There is an Excellent and Commodious Modern Mansion House, beautifully situated for a genteel family, with complete set of offices and Large Walled Garden.  The Plantations are ornamental and thriving.  The Farm is at present Let to an enterprising and respectable tenant, but arrangements may be made for the Proprietor to resume possession, if desired.

So eligible and desirable a Small Estate seldom comes into the market.  The Lodge is about half a mile from Larbert Railway Station, from which there is easy access in an hour to Edinburgh and Glasgow.

The Boundaries of the Property will be shown by Mr Ronald, the Tenant of the Farm.”

(Glasgow Herald 24 November 1856, 2).

The sale of the house and 93 acres of land took place on 4 February 1859 at the upset price £7,800.

Illus 5: Ordnance Survey Map of 1865.

The layout of the mansion house and its associated designed landscape at this period is shown on the first edition Ordnance Survey map.  The lodge house is located near the south-west corner of the policy next to the entrance to the tree-lined drive which ran parallel to the lade before curving northwards towards the house.  It then passed in front of the house with the lawn on its right before continuing around the back of the house to the stables.  In front of the stables is a stone-lined crescent-shaped detour which might have been a coach wash.  The lade was screened by trees and a woodland path ran alongside this screen.  The walled gardens were laid out with paths – the western garden probably being for vegetables and the eastern for flowers and fruit trees.  To their west was a paddock for the horses and milk cows to graze in.  A service drive led from the main road to this paddock and the north side of the stables and the walled gardens.

Carronvale was bought in April 1857 by John Bell Sherriff.  He had family connections with the area because his father, George Sherriff, had worked with Carron Company and then with James Watt the steam engineer before going to Russia.  John Bell Sherriff was born in St Petersburg in 1821 and came to Scotland when he reached the age of 21 and was employed by his uncle, Christopher Bell, a tea merchant.  He lived with his uncle at Abbotshaugh House.  He subsequently entered into business as a distiller and married Flora Taylor whose father was a merchant in Islay.  He was successful enough to acquire a distillery in Campbeltown.

John Bell Sherriff was a staunch supporter of the volunteer movement and in 1862 became the first captain of the 12th Stirlingshire Rifle Volunteers.  He was soon forced to retire due to age and other commitments but undertook much of the administration of the unit.  In July 1869 65 rank and file, as well as the band, of the 12th Stirlingshire (Carron) Rifle Volunteers proceeded to Carronvale under the command of Lt Gillespie.  They marched round the mansion house and drew up in the front of the door.  Each had 15 rounds of blank cartridge and performed a variety of manoeuvres consisting of file and volley firing, manual and platoon exercise and skirmishing.  Gooseberries from the garden were supplied as part of the refreshments.

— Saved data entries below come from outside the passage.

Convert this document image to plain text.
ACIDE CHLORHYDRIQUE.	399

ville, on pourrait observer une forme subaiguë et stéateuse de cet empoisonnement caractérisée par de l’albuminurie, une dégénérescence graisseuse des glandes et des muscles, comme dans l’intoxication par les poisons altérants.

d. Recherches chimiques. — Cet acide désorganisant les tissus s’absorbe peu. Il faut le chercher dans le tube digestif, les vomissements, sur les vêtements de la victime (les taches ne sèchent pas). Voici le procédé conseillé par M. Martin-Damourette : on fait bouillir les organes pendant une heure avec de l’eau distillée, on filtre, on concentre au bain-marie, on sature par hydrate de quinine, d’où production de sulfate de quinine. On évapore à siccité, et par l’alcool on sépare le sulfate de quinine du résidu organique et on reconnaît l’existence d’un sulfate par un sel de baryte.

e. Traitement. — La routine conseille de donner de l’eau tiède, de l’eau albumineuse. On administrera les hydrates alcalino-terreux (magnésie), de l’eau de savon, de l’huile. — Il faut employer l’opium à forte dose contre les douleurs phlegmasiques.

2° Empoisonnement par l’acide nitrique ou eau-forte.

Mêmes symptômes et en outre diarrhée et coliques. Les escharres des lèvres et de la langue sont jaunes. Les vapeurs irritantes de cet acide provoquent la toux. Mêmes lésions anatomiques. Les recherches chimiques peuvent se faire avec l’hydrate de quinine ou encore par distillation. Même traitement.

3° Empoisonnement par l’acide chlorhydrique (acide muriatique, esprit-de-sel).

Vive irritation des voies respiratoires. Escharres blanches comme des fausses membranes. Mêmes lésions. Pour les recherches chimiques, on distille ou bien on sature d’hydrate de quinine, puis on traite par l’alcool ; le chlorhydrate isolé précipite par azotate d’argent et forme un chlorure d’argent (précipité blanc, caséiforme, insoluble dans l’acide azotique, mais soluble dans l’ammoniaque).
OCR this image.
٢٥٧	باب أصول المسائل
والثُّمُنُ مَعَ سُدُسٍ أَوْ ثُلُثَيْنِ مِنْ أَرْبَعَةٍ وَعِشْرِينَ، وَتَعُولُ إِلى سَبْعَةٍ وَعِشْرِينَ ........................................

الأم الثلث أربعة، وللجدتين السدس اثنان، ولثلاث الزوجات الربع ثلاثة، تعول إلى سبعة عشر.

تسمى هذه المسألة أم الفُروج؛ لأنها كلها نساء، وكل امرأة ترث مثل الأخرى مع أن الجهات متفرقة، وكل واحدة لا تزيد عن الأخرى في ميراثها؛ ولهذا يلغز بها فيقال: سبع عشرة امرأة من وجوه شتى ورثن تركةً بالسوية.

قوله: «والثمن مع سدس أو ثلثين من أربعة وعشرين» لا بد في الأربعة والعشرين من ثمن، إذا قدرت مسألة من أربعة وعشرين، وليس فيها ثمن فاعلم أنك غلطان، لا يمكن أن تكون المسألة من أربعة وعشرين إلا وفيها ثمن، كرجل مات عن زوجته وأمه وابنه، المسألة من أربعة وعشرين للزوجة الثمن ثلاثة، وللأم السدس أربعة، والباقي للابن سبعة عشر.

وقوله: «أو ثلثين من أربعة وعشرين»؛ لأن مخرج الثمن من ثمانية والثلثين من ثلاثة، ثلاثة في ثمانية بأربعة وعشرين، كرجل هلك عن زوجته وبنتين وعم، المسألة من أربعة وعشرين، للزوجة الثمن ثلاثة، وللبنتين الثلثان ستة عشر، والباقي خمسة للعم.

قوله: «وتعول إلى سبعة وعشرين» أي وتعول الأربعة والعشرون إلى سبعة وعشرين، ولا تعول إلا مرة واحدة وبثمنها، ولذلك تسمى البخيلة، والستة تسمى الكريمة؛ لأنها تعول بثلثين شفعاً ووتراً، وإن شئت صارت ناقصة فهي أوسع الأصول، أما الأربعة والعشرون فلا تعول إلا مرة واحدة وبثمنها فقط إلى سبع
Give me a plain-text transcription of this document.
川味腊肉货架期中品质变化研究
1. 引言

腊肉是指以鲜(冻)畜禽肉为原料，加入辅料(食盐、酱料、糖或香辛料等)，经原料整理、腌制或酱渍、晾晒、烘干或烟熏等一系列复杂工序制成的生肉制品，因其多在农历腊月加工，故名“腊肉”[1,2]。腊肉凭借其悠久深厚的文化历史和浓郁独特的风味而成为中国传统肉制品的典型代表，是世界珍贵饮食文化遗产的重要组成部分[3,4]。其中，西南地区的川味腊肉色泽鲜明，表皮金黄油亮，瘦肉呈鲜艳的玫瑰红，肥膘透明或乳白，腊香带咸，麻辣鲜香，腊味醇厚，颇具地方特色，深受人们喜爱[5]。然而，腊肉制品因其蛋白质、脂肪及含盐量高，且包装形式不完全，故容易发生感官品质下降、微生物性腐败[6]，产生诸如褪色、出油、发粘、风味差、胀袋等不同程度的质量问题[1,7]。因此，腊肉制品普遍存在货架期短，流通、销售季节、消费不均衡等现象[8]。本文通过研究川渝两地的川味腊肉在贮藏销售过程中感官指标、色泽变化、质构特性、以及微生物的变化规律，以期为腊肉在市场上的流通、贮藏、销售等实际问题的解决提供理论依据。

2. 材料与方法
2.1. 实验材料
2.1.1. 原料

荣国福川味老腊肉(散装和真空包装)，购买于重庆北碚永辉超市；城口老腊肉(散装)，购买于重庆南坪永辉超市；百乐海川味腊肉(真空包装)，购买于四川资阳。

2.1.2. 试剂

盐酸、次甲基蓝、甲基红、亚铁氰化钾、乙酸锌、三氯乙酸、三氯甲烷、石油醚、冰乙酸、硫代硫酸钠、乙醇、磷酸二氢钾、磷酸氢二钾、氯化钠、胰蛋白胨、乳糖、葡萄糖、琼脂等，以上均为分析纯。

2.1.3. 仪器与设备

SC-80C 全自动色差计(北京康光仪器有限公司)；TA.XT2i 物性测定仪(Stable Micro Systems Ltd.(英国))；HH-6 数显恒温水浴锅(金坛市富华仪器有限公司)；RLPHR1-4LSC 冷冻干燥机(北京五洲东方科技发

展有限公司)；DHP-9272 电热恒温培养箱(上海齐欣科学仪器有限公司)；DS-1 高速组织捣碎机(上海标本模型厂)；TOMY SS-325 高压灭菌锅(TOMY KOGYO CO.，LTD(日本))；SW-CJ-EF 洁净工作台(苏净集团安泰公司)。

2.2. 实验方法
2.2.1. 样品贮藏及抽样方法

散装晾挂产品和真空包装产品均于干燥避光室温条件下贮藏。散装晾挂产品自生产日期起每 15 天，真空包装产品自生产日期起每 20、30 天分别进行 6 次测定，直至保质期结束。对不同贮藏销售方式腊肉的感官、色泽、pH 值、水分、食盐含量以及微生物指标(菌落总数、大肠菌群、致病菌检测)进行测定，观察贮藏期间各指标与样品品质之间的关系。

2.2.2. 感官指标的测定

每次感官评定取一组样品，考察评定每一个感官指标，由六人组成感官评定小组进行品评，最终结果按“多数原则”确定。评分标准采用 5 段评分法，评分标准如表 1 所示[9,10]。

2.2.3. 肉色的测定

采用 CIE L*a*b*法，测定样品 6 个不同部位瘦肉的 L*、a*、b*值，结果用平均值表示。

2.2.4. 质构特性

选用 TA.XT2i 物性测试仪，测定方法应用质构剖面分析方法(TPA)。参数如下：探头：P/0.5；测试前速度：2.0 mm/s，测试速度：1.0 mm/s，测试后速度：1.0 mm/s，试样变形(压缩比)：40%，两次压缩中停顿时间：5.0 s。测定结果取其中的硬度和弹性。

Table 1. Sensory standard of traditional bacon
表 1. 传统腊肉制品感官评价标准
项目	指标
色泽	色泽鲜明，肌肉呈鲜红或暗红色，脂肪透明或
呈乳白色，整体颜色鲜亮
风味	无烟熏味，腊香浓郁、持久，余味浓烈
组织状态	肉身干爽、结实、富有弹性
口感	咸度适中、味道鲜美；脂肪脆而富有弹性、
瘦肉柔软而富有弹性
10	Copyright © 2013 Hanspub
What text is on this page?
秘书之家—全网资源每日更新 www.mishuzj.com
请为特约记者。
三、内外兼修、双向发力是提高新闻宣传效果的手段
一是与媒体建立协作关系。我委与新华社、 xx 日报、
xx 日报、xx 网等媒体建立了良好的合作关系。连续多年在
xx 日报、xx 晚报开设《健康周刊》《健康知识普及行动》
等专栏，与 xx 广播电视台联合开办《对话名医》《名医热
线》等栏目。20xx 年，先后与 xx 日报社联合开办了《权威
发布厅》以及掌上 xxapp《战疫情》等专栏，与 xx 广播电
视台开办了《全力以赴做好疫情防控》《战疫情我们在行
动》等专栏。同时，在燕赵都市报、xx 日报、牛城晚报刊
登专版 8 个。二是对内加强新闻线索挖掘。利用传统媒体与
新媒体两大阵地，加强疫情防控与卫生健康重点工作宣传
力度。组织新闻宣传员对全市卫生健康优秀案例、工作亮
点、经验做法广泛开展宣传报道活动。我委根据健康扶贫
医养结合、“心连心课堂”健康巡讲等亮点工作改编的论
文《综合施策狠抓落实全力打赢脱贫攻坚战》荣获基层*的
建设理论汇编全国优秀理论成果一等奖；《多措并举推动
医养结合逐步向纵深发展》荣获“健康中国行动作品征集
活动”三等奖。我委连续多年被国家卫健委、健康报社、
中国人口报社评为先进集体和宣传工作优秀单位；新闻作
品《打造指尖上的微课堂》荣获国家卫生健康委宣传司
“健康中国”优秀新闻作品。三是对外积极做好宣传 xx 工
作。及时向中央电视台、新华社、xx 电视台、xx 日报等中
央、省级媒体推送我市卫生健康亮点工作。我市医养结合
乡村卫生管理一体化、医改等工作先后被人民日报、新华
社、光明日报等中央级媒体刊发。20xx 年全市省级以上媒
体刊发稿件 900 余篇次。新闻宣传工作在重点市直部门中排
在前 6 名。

Illus 6: Carronvale House, c1863. On the left are George and Margaret Sherriff with the pony. On the right John Bell Campbell in his Volunteer’s uniform. In the background the gardener scythes the grass whilst his wife (?) rakes it and puts it in the wooden wheelbarrow.

After seven years at Carronvale John Bell Sherriff decided to take over the running of Carronvale Farm from his tenant, Mr Ronald.  Consequently, in February 1864, ploughs operated by his neighbours turned out to do a friendly day’s ploughing for him.

Illus 7: The Lade at Carronvale looking East.

The lade to the south had originally been used by the Carron Company to take castings from the foundry in the east to grinding mills in the west, and then to return them for onward delivery.  By the 1850s this was no longer the case and some of the houses on its north bank were able to construct private bridges over it.  They also sailed pleasure boats along it and in 1871 a boat owned by John Sherriff and moored at Carronvale had its lug sail stolen.

John Sherriff had his father’s mementoes at Carronvale which included a gold snuff box presented by Tsar Alexander and medals from Tsar Nicholas.  He also had a handsome desk gifted by James Watt when he left the firm of Boulton and Watt for Russia.  Fire was a constant threat to such items and in March 1884 a fire broke out in a bedroom in Carronvale House.  The alarm was instantly raised and the gardener and a few willing hands succeeded in confining the flames to the room.  Meanwhile the Falkirk Fire Brigade was telegraphed and arrived in the course of half an hour.  They removed all of the burning material and in a short time the fire was out.  A large mirror, the carpet and the woodwork and painting were destroyed giving damage estimated at £200.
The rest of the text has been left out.